How to Get Ahead in Advertising

“Whatever it is, sell it!”

This is the governing credo of frantic ad man Dennis Bagley, who works for one of London’s most high powered advertising agencies. Bagley is known as a genius at selling, but his newest account has him stymied. How can he make pimple cream sexy?

“I cannot get a handle on boils,” he laments, as he drinks, chain-smokes, and generally frazzles himself toward an impossible deadline. Suddenly, in mid-emotional breakdown, he comes to see the hypocrisy and horror of selling people things they don’t need. He decides to quit his job and devote himself to telling the truth about the corrupt advertising world, which is to say, the world at large.

Just then, a boil sprouts up on his neck. And, although his wife and friends can’t see it, the boil begins to take on human features and to talk in impertinent phrases, like an unwelcome voice in a TV commercial. Clearly the boil means to sabotage his plans to subvert the advertising industry.

This wild story is the premise of How to Get Ahead in Advertising, an original film from writer-director Bruce Robinson (Withnail & I).

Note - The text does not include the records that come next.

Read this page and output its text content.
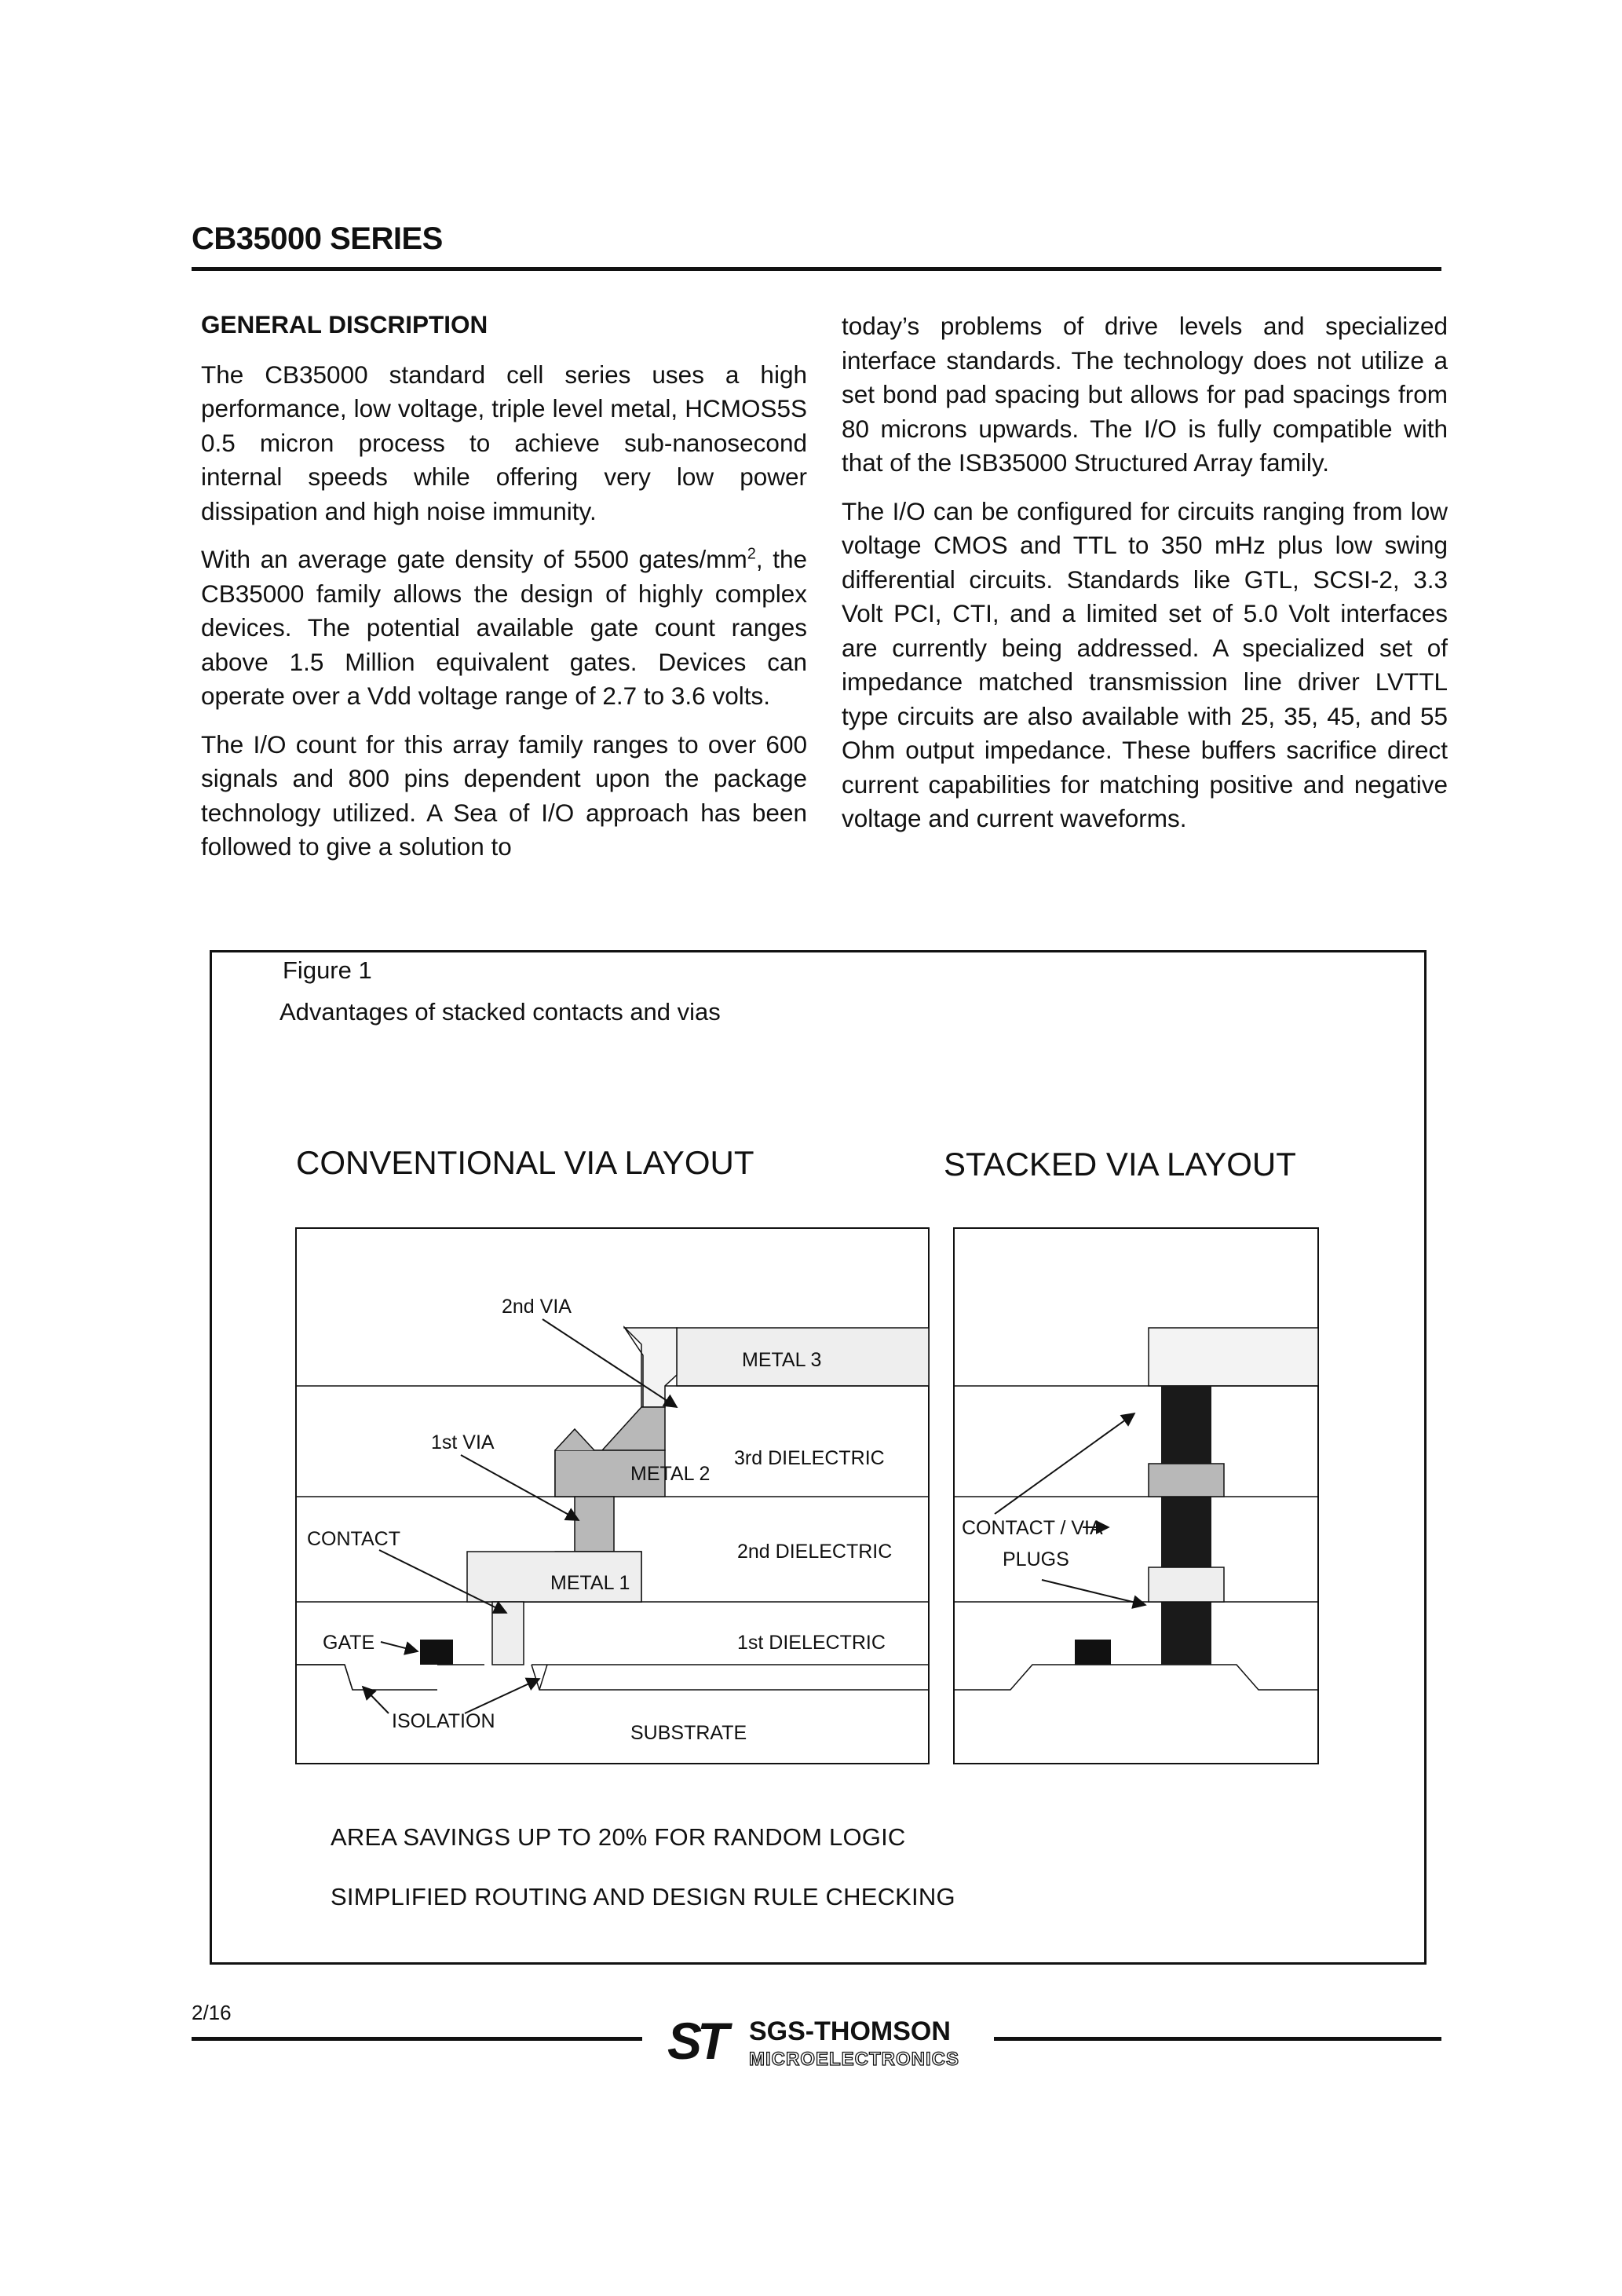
CB35000 SERIES
GENERAL DISCRIPTION

The CB35000 standard cell series uses a high performance, low voltage, triple level metal, HCMOS5S 0.5 micron process to achieve sub-nanosecond internal speeds while offering very low power dissipation and high noise immunity.

With an average gate density of 5500 gates/$mm^2$, the CB35000 family allows the design of highly complex devices. The potential available gate count ranges above 1.5 Million equivalent gates. Devices can operate over a Vdd voltage range of 2.7 to 3.6 volts.

The I/O count for this array family ranges to over 600 signals and 800 pins dependent upon the package technology utilized. A Sea of I/O approach has been followed to give a solution to

today’s problems of drive levels and specialized interface standards. The technology does not utilize a set bond pad spacing but allows for pad spacings from 80 microns upwards. The I/O is fully compatible with that of the ISB35000 Structured Array family.

The I/O can be configured for circuits ranging from low voltage CMOS and TTL to 350 mHz plus low swing differential circuits. Standards like GTL, SCSI-2, 3.3 Volt PCI, CTI, and a limited set of 5.0 Volt interfaces are currently being addressed. A specialized set of impedance matched transmission line driver LVTTL type circuits are also available with 25, 35, 45, and 55 Ohm output impedance. These buffers sacrifice direct current capabilities for matching positive and negative voltage and current waveforms.

Figure 1
Advantages of stacked contacts and vias
CONVENTIONAL VIA LAYOUT	STACKED VIA LAYOUT
2nd VIA
METAL 3
1st VIA
3rd DIELECTRIC
METAL 2
CONTACT
2nd DIELECTRIC
METAL 1
GATE	1st DIELECTRIC
ISOLATION
SUBSTRATE
CONTACT / VIA
PLUGS
AREA SAVINGS UP TO 20% FOR RANDOM LOGIC
SIMPLIFIED ROUTING AND DESIGN RULE CHECKING
2/16	ST SGS-THOMSON
MICROELECTRONICS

Robinson uses black comedy and science fiction to skewer the ad world, and he does so with a glee that is intoxicating.

The dizzy Bagley resembles a Frankenstein who has created his own monster, the advertising lie, which then manifests itself on his neck (“The boil! It’s alive! It speaks!” he cries). It’s a wonderful role and a manic tour-de-force for Richard E. Grant, the actor who played Withnail in Robinson’s first film.

Grant is skeletal and bug-eyed, and he masterfully spits out the spiky dialogue (“The boil can speak,” he snarls to a psychiatrist, “but that doesn’t qualify it to have an opinion”). Lovely Rachel Ward, who plays his wife, can’t quite hold her own.

Robinson’s main idea is a provocative one: that Big Brother isn’t watching us, we’re watching Big Brother, and quite happy to do so. How to Get Ahead in Advertising is far from perfect. It tends to move along clunkily, but Robinson is much more interesting than lots of polished directors. Here’s hoping he keeps doing things his own peculiar way.

First published in The Herald, June 3, 1989

Robinson’s career has gone in different directions; he’s written a few books (including one about Jack the Ripper), directed the suspense movie Jennifer 8 and the Hunter S. Thompson adaptation The Rum Diary, with Johnny Depp.